H: Two of the three thieves change in a more positive direction, hastened by fear of punishment. Ned's change is profoundly negative, spurred by revenge. I think it just shows us that violence makes us capable of anything. I don't see much optimism in these changes. Even Rocket's success at the end doesn't seem optimistic to me because from the start he seemed to be on the right track. I don't think he was capable of becoming a hood. His brother's murder failed to incite him to revenge. He admits as much to us when faced with the opportunity to kill L'il Ze.

K: What you say suggests that Rocket doesn't change.

H: His circumstances change, but as a character he doesn't seem to. He improves his lot through his skill with a camera and some lucky breaks at the newspaper.

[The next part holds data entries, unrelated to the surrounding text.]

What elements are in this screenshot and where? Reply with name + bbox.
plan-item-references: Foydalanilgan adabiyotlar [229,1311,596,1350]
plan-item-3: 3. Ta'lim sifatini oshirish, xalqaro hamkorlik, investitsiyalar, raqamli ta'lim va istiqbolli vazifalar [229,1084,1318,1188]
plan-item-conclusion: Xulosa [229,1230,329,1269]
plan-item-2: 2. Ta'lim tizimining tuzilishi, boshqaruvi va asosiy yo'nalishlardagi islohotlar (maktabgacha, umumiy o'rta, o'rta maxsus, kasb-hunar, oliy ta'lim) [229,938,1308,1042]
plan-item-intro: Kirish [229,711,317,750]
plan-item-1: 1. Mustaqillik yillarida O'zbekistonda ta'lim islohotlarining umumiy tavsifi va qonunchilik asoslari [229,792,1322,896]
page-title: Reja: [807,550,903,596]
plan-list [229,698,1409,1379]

K: Because you don't think Rocket changes, is this a poor example of an outside narrator? Is he the narrator because he knows all these people or could anyone have been the narrator?

H: I don't think he has to change to be a good narrator. He has Keat's negative capability, a way of being in the background and just observing. He does exert his personality in the way that he tells stories.

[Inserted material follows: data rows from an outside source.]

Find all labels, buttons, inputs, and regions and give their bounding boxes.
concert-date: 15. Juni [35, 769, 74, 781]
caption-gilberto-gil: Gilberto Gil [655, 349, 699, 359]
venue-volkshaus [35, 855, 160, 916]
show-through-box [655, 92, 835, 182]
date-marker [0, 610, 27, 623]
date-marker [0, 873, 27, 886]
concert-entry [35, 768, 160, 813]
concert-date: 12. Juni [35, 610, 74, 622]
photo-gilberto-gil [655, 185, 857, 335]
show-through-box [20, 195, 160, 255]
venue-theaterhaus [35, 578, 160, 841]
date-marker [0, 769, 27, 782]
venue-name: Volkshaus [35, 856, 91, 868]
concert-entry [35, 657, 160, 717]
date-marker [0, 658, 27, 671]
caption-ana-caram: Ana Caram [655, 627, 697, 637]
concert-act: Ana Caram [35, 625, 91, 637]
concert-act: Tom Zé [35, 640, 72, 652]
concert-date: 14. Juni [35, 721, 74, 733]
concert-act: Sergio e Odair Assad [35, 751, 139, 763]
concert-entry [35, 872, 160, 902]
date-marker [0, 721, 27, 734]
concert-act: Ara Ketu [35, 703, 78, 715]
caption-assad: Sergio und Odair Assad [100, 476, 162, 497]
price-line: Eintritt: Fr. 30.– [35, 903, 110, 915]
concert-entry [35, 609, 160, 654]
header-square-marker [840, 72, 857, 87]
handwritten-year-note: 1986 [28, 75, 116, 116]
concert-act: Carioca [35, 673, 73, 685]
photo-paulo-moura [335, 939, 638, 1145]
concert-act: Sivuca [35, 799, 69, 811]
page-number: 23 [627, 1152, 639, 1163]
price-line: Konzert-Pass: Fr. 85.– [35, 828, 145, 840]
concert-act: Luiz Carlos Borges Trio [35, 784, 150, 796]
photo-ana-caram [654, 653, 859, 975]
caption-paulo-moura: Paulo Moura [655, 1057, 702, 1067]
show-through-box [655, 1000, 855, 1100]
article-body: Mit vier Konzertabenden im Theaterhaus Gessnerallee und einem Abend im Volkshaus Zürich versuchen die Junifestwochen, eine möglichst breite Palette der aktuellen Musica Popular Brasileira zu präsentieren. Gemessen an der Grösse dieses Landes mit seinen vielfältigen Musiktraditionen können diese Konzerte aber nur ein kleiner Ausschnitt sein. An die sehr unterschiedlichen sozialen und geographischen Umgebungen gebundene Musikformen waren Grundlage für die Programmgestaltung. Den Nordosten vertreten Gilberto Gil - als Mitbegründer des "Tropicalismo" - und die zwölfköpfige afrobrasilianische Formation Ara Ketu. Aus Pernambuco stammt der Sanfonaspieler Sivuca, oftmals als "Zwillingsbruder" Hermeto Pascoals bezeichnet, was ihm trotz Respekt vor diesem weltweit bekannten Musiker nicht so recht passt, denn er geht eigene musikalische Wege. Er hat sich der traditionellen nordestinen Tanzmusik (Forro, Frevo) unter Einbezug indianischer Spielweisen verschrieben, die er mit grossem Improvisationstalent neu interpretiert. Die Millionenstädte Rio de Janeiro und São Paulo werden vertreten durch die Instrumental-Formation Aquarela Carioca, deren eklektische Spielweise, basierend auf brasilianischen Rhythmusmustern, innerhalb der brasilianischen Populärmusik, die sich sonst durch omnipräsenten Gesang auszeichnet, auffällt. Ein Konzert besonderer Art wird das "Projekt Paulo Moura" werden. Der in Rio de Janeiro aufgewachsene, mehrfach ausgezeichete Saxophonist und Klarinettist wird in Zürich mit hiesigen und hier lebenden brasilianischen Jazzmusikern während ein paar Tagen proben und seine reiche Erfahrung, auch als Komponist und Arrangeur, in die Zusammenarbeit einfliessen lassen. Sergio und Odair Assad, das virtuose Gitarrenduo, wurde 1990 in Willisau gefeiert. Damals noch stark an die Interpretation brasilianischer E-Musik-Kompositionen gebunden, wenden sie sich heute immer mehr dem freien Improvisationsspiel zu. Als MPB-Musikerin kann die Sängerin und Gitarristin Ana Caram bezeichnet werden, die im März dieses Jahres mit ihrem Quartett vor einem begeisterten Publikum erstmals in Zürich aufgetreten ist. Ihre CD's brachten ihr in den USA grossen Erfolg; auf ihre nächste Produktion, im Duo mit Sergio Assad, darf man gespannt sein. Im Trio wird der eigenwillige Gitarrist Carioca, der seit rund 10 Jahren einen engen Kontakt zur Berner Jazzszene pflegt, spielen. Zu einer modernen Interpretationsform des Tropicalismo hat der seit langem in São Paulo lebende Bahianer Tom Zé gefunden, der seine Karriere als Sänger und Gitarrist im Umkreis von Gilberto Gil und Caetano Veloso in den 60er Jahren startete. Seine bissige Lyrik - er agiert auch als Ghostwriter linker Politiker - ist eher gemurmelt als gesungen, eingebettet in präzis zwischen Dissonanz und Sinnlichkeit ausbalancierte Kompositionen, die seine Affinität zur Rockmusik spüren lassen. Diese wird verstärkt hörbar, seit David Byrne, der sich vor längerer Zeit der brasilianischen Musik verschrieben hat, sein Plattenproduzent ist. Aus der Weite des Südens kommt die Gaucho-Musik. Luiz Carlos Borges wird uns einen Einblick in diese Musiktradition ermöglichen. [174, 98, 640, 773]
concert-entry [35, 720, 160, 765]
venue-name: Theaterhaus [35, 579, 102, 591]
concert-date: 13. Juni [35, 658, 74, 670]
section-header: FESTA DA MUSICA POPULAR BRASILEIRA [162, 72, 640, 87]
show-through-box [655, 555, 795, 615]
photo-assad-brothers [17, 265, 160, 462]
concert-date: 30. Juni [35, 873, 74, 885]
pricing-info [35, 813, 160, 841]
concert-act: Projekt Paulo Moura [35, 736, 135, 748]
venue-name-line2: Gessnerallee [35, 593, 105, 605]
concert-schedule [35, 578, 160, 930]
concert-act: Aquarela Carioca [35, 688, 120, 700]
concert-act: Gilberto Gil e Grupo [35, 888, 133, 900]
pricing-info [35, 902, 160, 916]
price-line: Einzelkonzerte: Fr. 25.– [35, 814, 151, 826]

K: Maybe Rocket's change is that he's always had one foot in the hood world and one foot in the working world. His change comes when he plants himself firmly into photo-journalism, because there are moments where he could have become a hood, but then the bus guy's too cool to steal from, the girl at the counter's too cute, the guy in the car is cool. That's what helps him. The runts remember Rocket as being cool also and don't bother him. Is this an honor code?

H: Yeah, there's definitely the cool guy characteristic applied to people that justifies not harming them. That's why Benny was so successful and such a loss to everybody, despite him being allied with L'il Ze. Benny represents the tragedy of the hood - that even when you try to get out you can't. I like when he says "Now I'm a playboy".

K: Benny is a good example of the change that can happen in the slums, where he changes his hair, his style of clothing, but he can't quite escape the consequences that come with the territory.

H: What do you think about the chicken running away at the beginning? What does that mean?

K: It starts as a celebration, but then they take out their guns and start shooting, so the chicken has to survive the ordeal. They're killing a chicken while the other chicken runs away, so I think it says a lot about the people who live there and have to keep surviving while the drug dealers keep grabbing for power. It's like Rocket - he's taken the opportunity to leave the slum.

What do you think about the director using cuts to make the audience believe that the opposite of what happened happened? An example being that at one point it looks like Rocket and his pal killed the guy from Sao Paolo that they were going to rob, but they didn't.

H: It goes toward the root of cinema, what differentiates movies from photographs. It's the ability to do something on film, stop the camera, change something while the camera's off, and then turn it back on to the mystification of the audience. In that scene, it makes us believe the worst about Rocket - that he's capable of murder and will become a hood, which thankfully turns out not to be true.

K: I was really impressed with the casting of unknowns in this movie and how they added authenticity to the film, which reminds me of The Battle of Algiers (La Battaglia di Algeri) (1966). Also, hoodlum children are really cute.

Which reminds me of a news article about the group of third graders that plotted to kill their teacher. They all had a different role to play - one was to close the window shade, another bash her on the head with a paper weight, one was to bring a steak knife from home to stab her. Very "Lord of the Flies".

H: I'm reminded of that movie too. It's the whole repressed society lashing out against its oppressors, but I think it's also the unknown actors that actually come from the society and circumstances rendered in the movie. Many of the actors are from the slums of Rio De Janeiro, just as the actors from "The Battle of Algiers" are from the Casbah in Algiers. It's almost too real for cinema. What really creaped me out was how closely the actor giving Knockout Ned's speech to the media resembled the actual footage of the real Knockout Ned shown at the end of the movie. This stuff is real - Rio's a warzone.